Since 2018, McIntyre has been a member of the Brass & Chamber Music Faculty at Mannes School of Music at The New School. His nearly 30 years of experience in the fields of contemporary and experimental music inform every interaction with students. At Mannes, McIntyre created Chamber Brass Workshop, a course designed to expose students to a wide range of practices via performative work and research, approaching brass repertoire from historical, contemporary, and varied cultural perspectives to encourage inclusivity in 21st century brass practitioners. Prior to Mannes (his graduate school alma mater), he taught in various contexts, ranging from beginning trombone students to co-leading a lecture/workshop for Ensemble Connect at Carnegie Hall called Exploring Graphic Notation (for educators).
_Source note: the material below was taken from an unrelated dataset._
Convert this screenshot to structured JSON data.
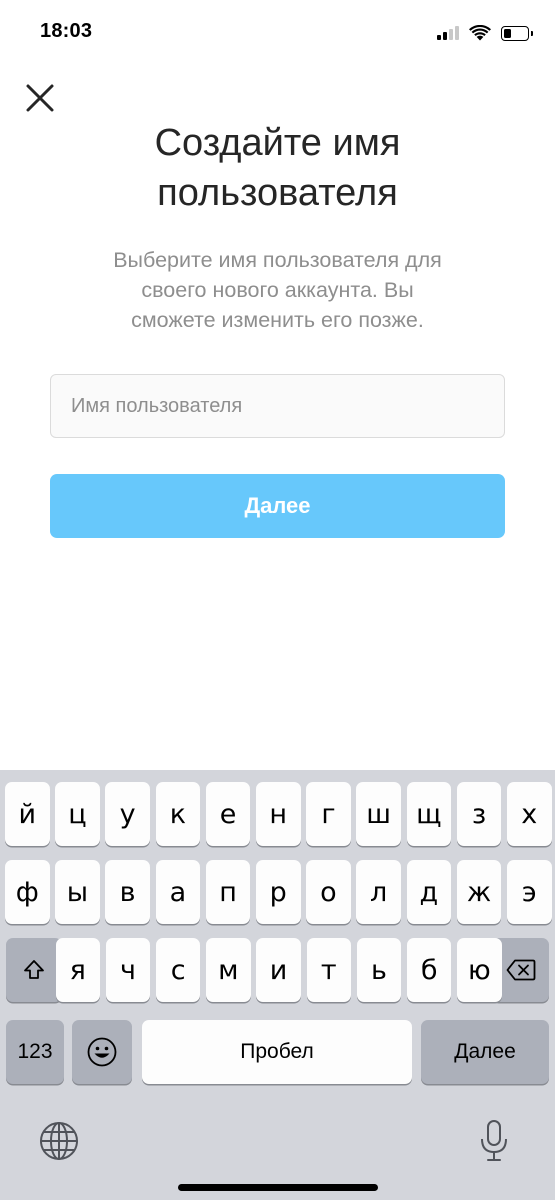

Beyond performing, creating, and teaching music, McIntyre is active as a curator and concert producer. He currently creates concert programs for Either/Or Ensemble, 2015 awardee of a CMA/ASCAP Award for Adventurous Programming. From 2007 to 2010 he was Artistic Director of MATA, a non-profit organization that commissions and presents the work of young composers. During his tenure, McIntyre conceived and launched the successful concert series Interval (co-presented with ISSUE Project Room) with friend and colleague Missy Mazzoli. He also curated and co-produced (with Mazzoli) three annual, week-long MATA Festivals, featuring groups such as Ensemble Pamplemousse, Argento Chamber Ensemble, Calder Quartet, So Percussion, NOW Ensemble, Either/Or, and Boston Modern Orchestra Project. As curator for the creative music group Ne(x)tworks from 2006 to 2009, he was responsible for concert programming including three annual multi-event residencies. He served as Associate Music Curator at The Kitchen, acting as Artistic Director of the ten-piece experimental chamber orchestra Kitchen House Blend, and lead curator of live events during New Sound, New York Festival (April '04). Independent curatorial projects include Syncretics Series at ISSUE Project Room (2018-2019), a concert series of solo and duo performances by artists from contrasting corners of the experimental music field; After 9 Evenings: A 50th Anniversary Celebration at ISSUE Project Room in September, 2016; Composing With Patterns: Music at Mid-Century heard in the Rotunda at Solomon R. Guggenheim Museum (July '12); A full month of programs at The Stone (East Village) in June 2007 which featured the festival Trombonophilia and TILT Brass’ mini-festival ALL TILT; and multi-event projects at The Kitchen including Let's Go Swimming: A Tribute to Arthur Russell (May '08) and A Power Stronger Than Itself: A Celebration of the AACM (Oct '08). McIntyre has served on the Board of Directors for MATA Festival and Tri-Centric Foundation.